Sunday, October 14, 2018

Old streetcar track peeking out of the pavement at 8th St. and Florida Avenue NE, from the 90 streetcar line

Old streetcar track peeking out of the pavement at 8th St. and Florida Avenue NE, from the 90 streetcar line

I noticed this yesterday when I was cycling over to the H Street Festival.

Streetcars stopped running in DC in 1962.

PCC 1512 (Silver Sightseer) on January 27 1962, Courtesy the Joe Testagrose collection via Dave's Railpix.

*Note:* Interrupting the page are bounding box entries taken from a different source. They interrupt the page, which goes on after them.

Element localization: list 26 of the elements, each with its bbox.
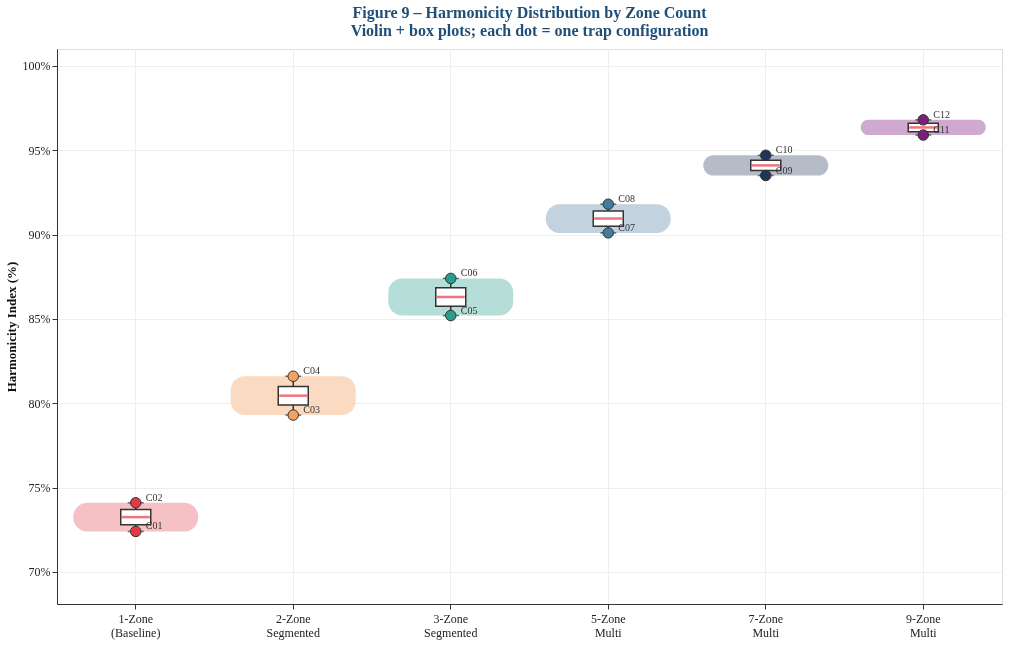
y-tick-label: 85% xyxy=(28,312,51,327)
x-tick-label: 5-Zone Multi xyxy=(590,611,626,640)
x-tick-label: 1-Zone (Baseline) xyxy=(111,611,161,640)
annotation: C10 xyxy=(775,144,793,156)
annotation: C01 xyxy=(145,520,163,532)
y-tick-label: 80% xyxy=(28,396,51,411)
annotation: C05 xyxy=(460,304,478,316)
x-tick-label: 3-Zone Segmented xyxy=(424,611,478,640)
annotation: C02 xyxy=(145,491,163,503)
annotation: C08 xyxy=(618,193,635,205)
annotation: C04 xyxy=(303,365,320,377)
x-tick-label: 9-Zone Multi xyxy=(905,611,941,640)
x-tick-label: 7-Zone Multi xyxy=(748,611,784,640)
y-tick-label: 90% xyxy=(28,228,51,243)
x-tick-label: 2-Zone Segmented xyxy=(266,611,320,640)
y-tick-label: 75% xyxy=(28,481,51,496)
annotation: C06 xyxy=(460,267,478,279)
annotation: C09 xyxy=(775,164,793,176)
y-tick-label: 95% xyxy=(28,143,51,158)
y-tick-label: 100% xyxy=(22,59,51,74)
chart-title: Figure 9 – Harmonicity Distribution by Zone Count xyxy=(352,4,708,22)
y-tick-label: 70% xyxy=(28,565,51,580)
chart-subtitle: Violin + box plots; each dot = one trap configuration xyxy=(350,22,709,40)
y-axis-title: Harmonicity Index (%) xyxy=(3,261,19,393)
annotation: C03 xyxy=(303,404,320,416)
annotation: C12 xyxy=(933,108,950,120)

Probably on U Street NW. Note the direction sign says "Navy Yard."

The 90s line ran from the edge of Adams-Morgan (end stop at the Calvert Street Bridge) to the Navy Yard in Southeast DC, which was a major employment center -- and manufacturing facility.    (Calvert Street, 18th Street, U Street, Florida Avenue, 8th Street NE and 8th Street SE.)

Today's Metrobuses in DC with numbers like 90 or 42 or 30 represent that they are continuations of the old streetcars that previously ran those routes.

For many years, the streetcar tracks were still embedded in the street with no special treatment but in the 1970s, a bicyclist sued the city because of an accident involving embedded tracks.  The tracks were kept on O and P Streets NW in Georgetown as a significant architectural feature of the area's historic district.  Otherwise they were either removed or paved over (this is true in many places of streets originally paved in asphalt block too).